Now that we know a little more about the causes, the question remains: How can we avoid turning into Grumpy Old Men?

The key, according to Gurian, is making a true identity shift. Between the ages of 50 and 65, every man needs to “let go of lost youth.” Our youth really is gone and not coming back. We all need to create new, more age-appropriate identities for ourselves.

The important thing is to shift your energy into something. Maybe you can coach the sport you love. Maybe you can turn to golf, a sport easier on the tendons. But don’t just sit on the couch and do nothing.

Similar shifts may have to take place when it comes to relationships, or sex, or your spiritual life.
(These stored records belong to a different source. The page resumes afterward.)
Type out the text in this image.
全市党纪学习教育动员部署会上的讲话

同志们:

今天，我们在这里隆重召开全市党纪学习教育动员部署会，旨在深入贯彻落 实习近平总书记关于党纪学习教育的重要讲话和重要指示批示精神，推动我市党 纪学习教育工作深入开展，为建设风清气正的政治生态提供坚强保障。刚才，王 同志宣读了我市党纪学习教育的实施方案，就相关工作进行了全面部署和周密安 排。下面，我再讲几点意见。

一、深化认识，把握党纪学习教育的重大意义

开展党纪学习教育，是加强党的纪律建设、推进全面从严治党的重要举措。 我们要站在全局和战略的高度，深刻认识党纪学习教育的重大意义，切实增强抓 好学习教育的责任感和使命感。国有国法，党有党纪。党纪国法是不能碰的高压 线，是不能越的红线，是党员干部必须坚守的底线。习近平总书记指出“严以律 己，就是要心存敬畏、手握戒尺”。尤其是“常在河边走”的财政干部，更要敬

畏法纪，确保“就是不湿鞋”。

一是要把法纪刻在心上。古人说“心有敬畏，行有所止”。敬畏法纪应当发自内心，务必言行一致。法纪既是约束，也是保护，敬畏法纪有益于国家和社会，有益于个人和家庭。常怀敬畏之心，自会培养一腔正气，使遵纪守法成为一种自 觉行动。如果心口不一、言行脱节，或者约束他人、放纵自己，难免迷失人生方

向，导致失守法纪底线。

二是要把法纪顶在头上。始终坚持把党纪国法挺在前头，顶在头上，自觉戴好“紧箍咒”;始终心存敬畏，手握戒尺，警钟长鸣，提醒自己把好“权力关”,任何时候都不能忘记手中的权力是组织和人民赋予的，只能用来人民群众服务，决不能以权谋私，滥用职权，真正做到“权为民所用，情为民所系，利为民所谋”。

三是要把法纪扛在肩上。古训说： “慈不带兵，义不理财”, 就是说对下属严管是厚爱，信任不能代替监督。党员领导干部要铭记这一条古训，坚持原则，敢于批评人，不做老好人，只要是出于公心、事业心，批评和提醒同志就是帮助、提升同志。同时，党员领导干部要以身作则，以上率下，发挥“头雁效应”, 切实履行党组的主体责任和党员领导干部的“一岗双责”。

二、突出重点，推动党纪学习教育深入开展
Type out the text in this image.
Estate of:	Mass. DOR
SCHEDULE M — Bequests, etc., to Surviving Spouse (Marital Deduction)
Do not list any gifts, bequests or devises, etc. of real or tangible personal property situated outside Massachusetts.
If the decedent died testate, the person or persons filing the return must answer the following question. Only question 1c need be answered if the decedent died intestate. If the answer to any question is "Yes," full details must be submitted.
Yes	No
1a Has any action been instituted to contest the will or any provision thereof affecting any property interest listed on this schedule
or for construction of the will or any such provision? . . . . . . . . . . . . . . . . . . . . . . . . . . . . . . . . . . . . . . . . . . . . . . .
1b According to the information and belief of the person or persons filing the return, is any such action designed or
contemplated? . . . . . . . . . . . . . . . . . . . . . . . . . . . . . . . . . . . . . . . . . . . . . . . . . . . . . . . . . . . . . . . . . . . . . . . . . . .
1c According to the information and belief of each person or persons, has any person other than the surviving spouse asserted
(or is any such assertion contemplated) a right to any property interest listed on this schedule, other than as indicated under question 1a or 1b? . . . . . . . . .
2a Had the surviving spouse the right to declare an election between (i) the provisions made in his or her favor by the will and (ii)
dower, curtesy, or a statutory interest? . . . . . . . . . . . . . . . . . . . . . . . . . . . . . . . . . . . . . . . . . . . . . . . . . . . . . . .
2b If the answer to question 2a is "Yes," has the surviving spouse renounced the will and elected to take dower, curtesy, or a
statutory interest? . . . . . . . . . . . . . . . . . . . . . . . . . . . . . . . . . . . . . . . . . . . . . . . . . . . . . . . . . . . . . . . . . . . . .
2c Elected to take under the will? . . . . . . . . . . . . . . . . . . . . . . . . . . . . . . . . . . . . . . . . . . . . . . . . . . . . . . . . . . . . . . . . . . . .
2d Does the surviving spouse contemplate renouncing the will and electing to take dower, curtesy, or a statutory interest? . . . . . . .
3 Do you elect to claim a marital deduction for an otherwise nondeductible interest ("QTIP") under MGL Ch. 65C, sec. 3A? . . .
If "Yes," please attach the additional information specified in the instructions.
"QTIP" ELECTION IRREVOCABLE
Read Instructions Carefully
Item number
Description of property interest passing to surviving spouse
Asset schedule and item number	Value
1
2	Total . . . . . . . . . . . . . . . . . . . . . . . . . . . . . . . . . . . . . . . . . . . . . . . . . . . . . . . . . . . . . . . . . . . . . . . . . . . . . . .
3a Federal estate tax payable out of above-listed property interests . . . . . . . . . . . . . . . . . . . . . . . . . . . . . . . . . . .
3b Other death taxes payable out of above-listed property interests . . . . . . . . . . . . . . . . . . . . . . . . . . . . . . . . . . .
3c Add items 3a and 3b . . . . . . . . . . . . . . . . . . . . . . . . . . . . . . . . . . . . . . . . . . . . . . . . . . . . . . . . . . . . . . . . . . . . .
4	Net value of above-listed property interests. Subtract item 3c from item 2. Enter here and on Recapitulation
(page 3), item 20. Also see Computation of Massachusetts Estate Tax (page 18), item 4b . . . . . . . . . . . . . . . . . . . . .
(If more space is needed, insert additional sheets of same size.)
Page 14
Every man needs to make these kinds of shifts between the ages of 50 and 65. The process described by Gurian makes absolute sense. You must stop clinging to your youthful self, and accept your new, older self. It all boils down to an old-fashioned, yet wise concept: aging gracefully.

So here’s the secret to not turning into a Grumpy Old Man: Shift still not-inconsiderable energies into new, constructive pursuits -- ones that make sense for a 60+-year-old man. 

Most of all fellows, don't let "grumpy" define you! It can ruin being around an otherwise pretty good guy.